February 9, 2015 § 2 Comments
I had planned to write this blog post about workshop productivity, which is a vexing subject for me at the moment, but after a trip to The Bridgewater Hall, in Manchester, last night, I’ve decided to write about continued history instead. As a Christmas present, I bought my partner and I tickets to go and listen to The Sixteen perform a concert called Poetry in Music, and we went last night. The Sixteen specialise in performing early English polyphony (two or more voices singing simultaneous lines of independent melody). For the concert at The Bridgewater Hall, they sang a programme of music that set scores written in the seventeenth century alongside scores written during the nineteenth and twentieth.

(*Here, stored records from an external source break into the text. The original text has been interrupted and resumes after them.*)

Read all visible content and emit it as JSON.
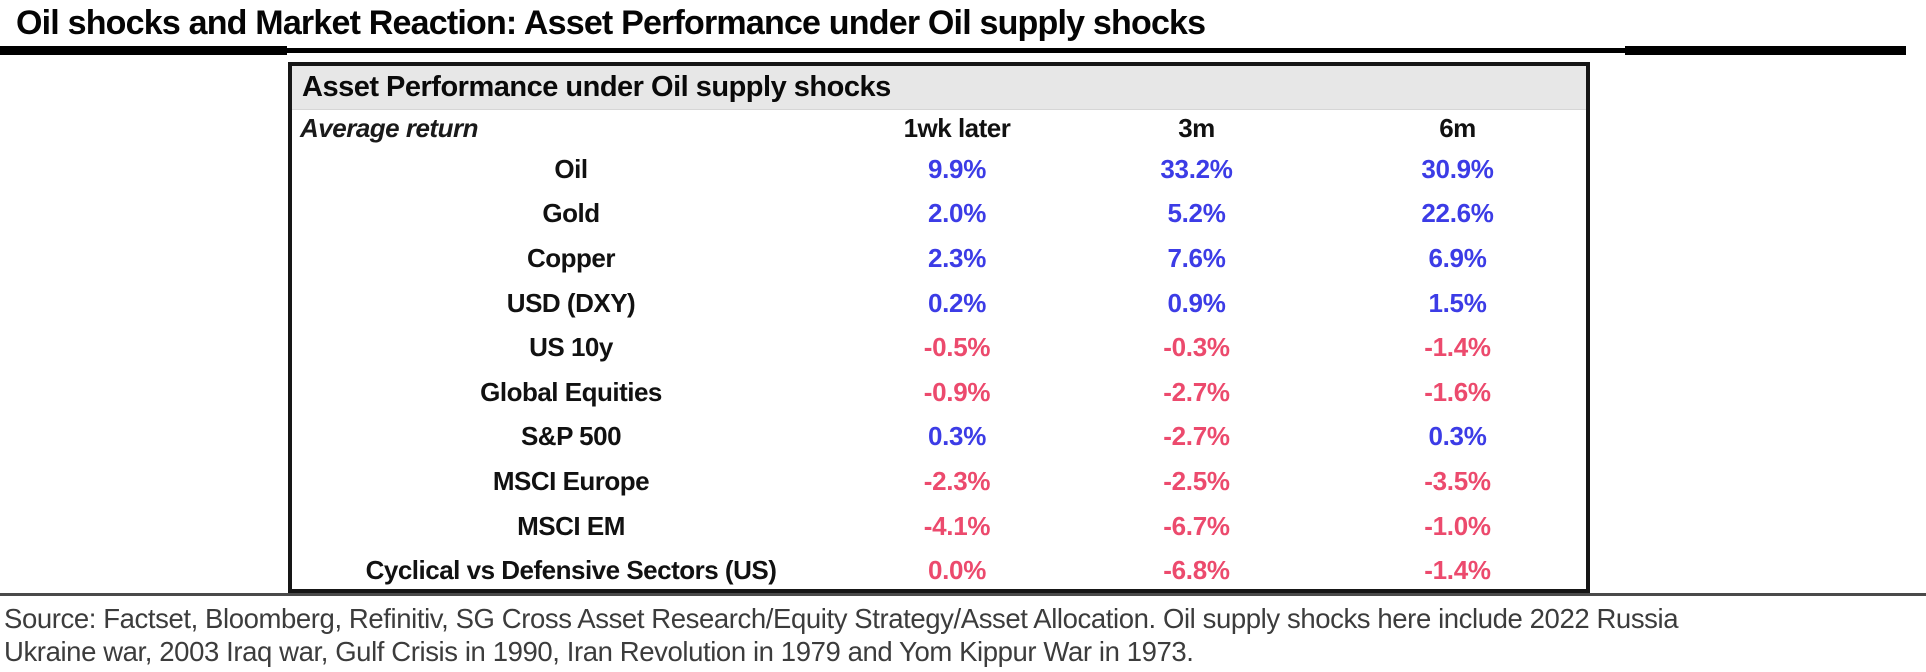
{
  "header": {
    "title": "Oil shocks and Market Reaction: Asset Performance under Oil supply shocks"
  },
  "chart_data": {
    "type": "table",
    "title": "Asset Performance under Oil supply shocks",
    "corner_label": "Average return",
    "columns": [
      "1wk later",
      "3m",
      "6m"
    ],
    "rows": [
      {
        "asset": "Oil",
        "values": [
          "9.9%",
          "33.2%",
          "30.9%"
        ],
        "tones": [
          "pos",
          "pos",
          "pos"
        ]
      },
      {
        "asset": "Gold",
        "values": [
          "2.0%",
          "5.2%",
          "22.6%"
        ],
        "tones": [
          "pos",
          "pos",
          "pos"
        ]
      },
      {
        "asset": "Copper",
        "values": [
          "2.3%",
          "7.6%",
          "6.9%"
        ],
        "tones": [
          "pos",
          "pos",
          "pos"
        ]
      },
      {
        "asset": "USD (DXY)",
        "values": [
          "0.2%",
          "0.9%",
          "1.5%"
        ],
        "tones": [
          "pos",
          "pos",
          "pos"
        ]
      },
      {
        "asset": "US 10y",
        "values": [
          "-0.5%",
          "-0.3%",
          "-1.4%"
        ],
        "tones": [
          "neg",
          "neg",
          "neg"
        ]
      },
      {
        "asset": "Global Equities",
        "values": [
          "-0.9%",
          "-2.7%",
          "-1.6%"
        ],
        "tones": [
          "neg",
          "neg",
          "neg"
        ]
      },
      {
        "asset": "S&P 500",
        "values": [
          "0.3%",
          "-2.7%",
          "0.3%"
        ],
        "tones": [
          "pos",
          "neg",
          "pos"
        ]
      },
      {
        "asset": "MSCI Europe",
        "values": [
          "-2.3%",
          "-2.5%",
          "-3.5%"
        ],
        "tones": [
          "neg",
          "neg",
          "neg"
        ]
      },
      {
        "asset": "MSCI EM",
        "values": [
          "-4.1%",
          "-6.7%",
          "-1.0%"
        ],
        "tones": [
          "neg",
          "neg",
          "neg"
        ]
      },
      {
        "asset": "Cyclical vs Defensive Sectors (US)",
        "values": [
          "0.0%",
          "-6.8%",
          "-1.4%"
        ],
        "tones": [
          "neg",
          "neg",
          "neg"
        ]
      }
    ],
    "colors": {
      "positive": "#3c3ce6",
      "negative": "#ec4a6d"
    },
    "layout": {
      "legend": "none",
      "grid": "off",
      "value_color_rule": "positive returns blue, zero or negative returns pink-red"
    }
  },
  "footer": {
    "source_line1": "Source: Factset, Bloomberg, Refinitiv, SG Cross Asset Research/Equity Strategy/Asset Allocation. Oil supply shocks here include 2022 Russia",
    "source_line2": "Ukraine war, 2003 Iraq war, Gulf Crisis in 1990, Iran Revolution in 1979 and Yom Kippur War in 1973."
  }
}
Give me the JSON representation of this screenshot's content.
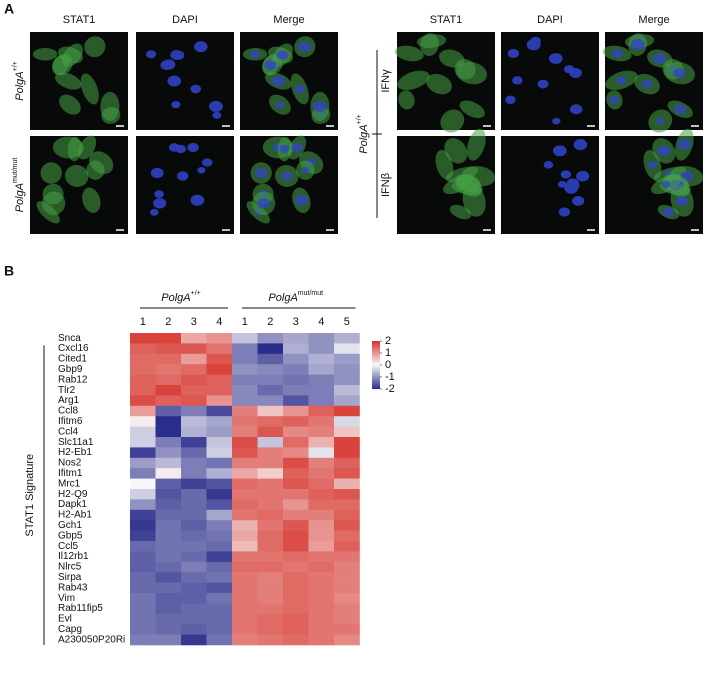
{
  "panel_a": {
    "label": "A",
    "left": {
      "columns": [
        "STAT1",
        "DAPI",
        "Merge"
      ],
      "rows": [
        {
          "base": "PolgA",
          "sup": "+/+"
        },
        {
          "base": "PolgA",
          "sup": "mut/mut"
        }
      ]
    },
    "right": {
      "columns": [
        "STAT1",
        "DAPI",
        "Merge"
      ],
      "group": {
        "base": "PolgA",
        "sup": "+/+"
      },
      "rows": [
        "IFNγ",
        "IFNβ"
      ]
    }
  },
  "panel_b": {
    "label": "B"
  },
  "chart_data": {
    "type": "heatmap",
    "groups": [
      {
        "name": {
          "base": "PolgA",
          "sup": "+/+"
        },
        "columns": [
          "1",
          "2",
          "3",
          "4"
        ]
      },
      {
        "name": {
          "base": "PolgA",
          "sup": "mut/mut"
        },
        "columns": [
          "1",
          "2",
          "3",
          "4",
          "5"
        ]
      }
    ],
    "rows": [
      "Snca",
      "Cxcl16",
      "Cited1",
      "Gbp9",
      "Rab12",
      "Tlr2",
      "Arg1",
      "Ccl8",
      "Ifitm6",
      "Ccl4",
      "Slc11a1",
      "H2-Eb1",
      "Nos2",
      "Ifitm1",
      "Mrc1",
      "H2-Q9",
      "Dapk1",
      "H2-Ab1",
      "Gch1",
      "Gbp5",
      "Ccl5",
      "Il12rb1",
      "Nlrc5",
      "Sirpa",
      "Rab43",
      "Vim",
      "Rab11fip5",
      "Evl",
      "Capg",
      "A230050P20Ri"
    ],
    "row_group_label": "STAT1 Signature",
    "values": [
      [
        1.8,
        1.8,
        0.8,
        1.0,
        -0.5,
        -1.0,
        -0.8,
        -1.0,
        -0.7
      ],
      [
        1.5,
        1.6,
        1.6,
        1.3,
        -1.2,
        -2.0,
        -0.7,
        -1.0,
        -0.2
      ],
      [
        1.4,
        1.4,
        0.9,
        1.6,
        -1.2,
        -1.5,
        -1.0,
        -0.7,
        -0.9
      ],
      [
        1.4,
        1.3,
        1.4,
        1.8,
        -1.0,
        -1.1,
        -1.2,
        -0.8,
        -1.0
      ],
      [
        1.5,
        1.4,
        1.6,
        1.5,
        -1.2,
        -1.2,
        -1.3,
        -1.2,
        -1.0
      ],
      [
        1.5,
        1.8,
        1.5,
        1.5,
        -1.1,
        -1.4,
        -1.2,
        -1.2,
        -0.6
      ],
      [
        1.7,
        1.5,
        1.6,
        1.0,
        -1.1,
        -1.1,
        -1.6,
        -1.2,
        -0.8
      ],
      [
        0.9,
        -1.5,
        -1.2,
        -1.7,
        1.2,
        0.5,
        1.0,
        1.5,
        1.8
      ],
      [
        0.1,
        -2.0,
        -0.6,
        -0.8,
        1.3,
        1.4,
        1.5,
        1.3,
        -0.3
      ],
      [
        -0.4,
        -2.0,
        -0.7,
        -0.9,
        1.2,
        1.6,
        1.1,
        1.2,
        0.5
      ],
      [
        -0.4,
        -1.2,
        -1.8,
        -0.5,
        1.7,
        -0.5,
        1.4,
        0.7,
        1.8
      ],
      [
        -1.8,
        -1.0,
        -1.4,
        -0.4,
        1.6,
        1.2,
        1.1,
        -0.2,
        1.8
      ],
      [
        -0.9,
        -0.6,
        -1.2,
        -1.3,
        1.2,
        1.2,
        1.7,
        1.2,
        1.5
      ],
      [
        -1.2,
        0.1,
        -1.2,
        -0.7,
        0.8,
        0.4,
        1.5,
        1.3,
        1.6
      ],
      [
        0.0,
        -1.5,
        -1.8,
        -1.6,
        1.4,
        1.3,
        1.6,
        1.4,
        0.7
      ],
      [
        -0.4,
        -1.6,
        -1.4,
        -1.9,
        1.3,
        1.3,
        1.3,
        1.5,
        1.6
      ],
      [
        -1.0,
        -1.5,
        -1.4,
        -1.6,
        1.4,
        1.3,
        1.0,
        1.4,
        1.4
      ],
      [
        -1.8,
        -1.4,
        -1.4,
        -0.8,
        1.3,
        1.4,
        1.2,
        1.2,
        1.5
      ],
      [
        -1.9,
        -1.3,
        -1.5,
        -1.2,
        0.7,
        1.3,
        1.6,
        1.0,
        1.6
      ],
      [
        -1.8,
        -1.3,
        -1.4,
        -1.3,
        0.8,
        1.4,
        1.7,
        1.0,
        1.4
      ],
      [
        -1.4,
        -1.3,
        -1.3,
        -1.4,
        0.6,
        1.4,
        1.7,
        0.9,
        1.5
      ],
      [
        -1.5,
        -1.3,
        -1.4,
        -1.8,
        1.3,
        1.3,
        1.4,
        1.3,
        1.3
      ],
      [
        -1.5,
        -1.4,
        -1.2,
        -1.4,
        1.4,
        1.4,
        1.3,
        1.4,
        1.2
      ],
      [
        -1.4,
        -1.6,
        -1.4,
        -1.3,
        1.3,
        1.2,
        1.4,
        1.3,
        1.2
      ],
      [
        -1.4,
        -1.4,
        -1.5,
        -1.6,
        1.3,
        1.2,
        1.4,
        1.3,
        1.2
      ],
      [
        -1.3,
        -1.5,
        -1.5,
        -1.3,
        1.3,
        1.2,
        1.4,
        1.3,
        1.1
      ],
      [
        -1.3,
        -1.5,
        -1.4,
        -1.4,
        1.3,
        1.3,
        1.4,
        1.3,
        1.2
      ],
      [
        -1.3,
        -1.4,
        -1.4,
        -1.4,
        1.3,
        1.4,
        1.5,
        1.3,
        1.2
      ],
      [
        -1.3,
        -1.4,
        -1.5,
        -1.4,
        1.3,
        1.4,
        1.5,
        1.3,
        1.3
      ],
      [
        -1.2,
        -1.2,
        -1.9,
        -1.3,
        1.2,
        1.3,
        1.4,
        1.3,
        1.1
      ]
    ],
    "clim": [
      -2,
      2
    ],
    "cticks": [
      2,
      1,
      0,
      -1,
      -2
    ],
    "colormap": [
      "#2b2d8c",
      "#f7f7f7",
      "#d62f27"
    ]
  }
}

They sang, amongst others, works by Robert Ramsey, Benjamin Britten, Ivor Gurney, James Macmillan, as well as Herbert Howells. I have posted above a clip of The Sixteen singing Howells, though it is not the piece that we listened to. Their singing was utterly extraordinary and compelling. What I hadn’t realised was that polyphony was the simultaneous singing of independent lines. You don’t get any sense of this from listening to a recording. When you are there, and they are singing live in front of you, witnessing this interweaving of voices is spell-binding. You experience the melody being passed around the group – layer after layer after layer that creates such depth and richness. The quality of the voices was outstanding – the piercing, powerful soprano; the bass, as low a note as I have ever heard that hung in the air long after the others had ceased; and my favourite, the male alto, a voice you’ll never hear in any other kind of music.
On the drive back to Bradford, my partner spoke about how she felt that the contemporary works were so imbued with the history and tradition of the genre. Placing the works written in different centuries side by side in the programme, laying them open to comparison, ably illustrated the fact that we are nothing without that which came before. We only gain an understanding of ourselves, of our place, of our time through an appreciation of the history out of which we were born.
Reflecting on this conversation, I feel the strength of this tradition. It is like an armature holding up fragile limbs. It is quiet, yet sure. It feeds the present with the concentrated nutrients of the past. And so with music, this holds true for pottery. Functional ceramic vessels have been made for millennia going virtually unchanged until relatively recently – simple vessels created for a humble purpose. We make for our time, for our culture, for our communities but each new bowl carries within it every bowl ever made.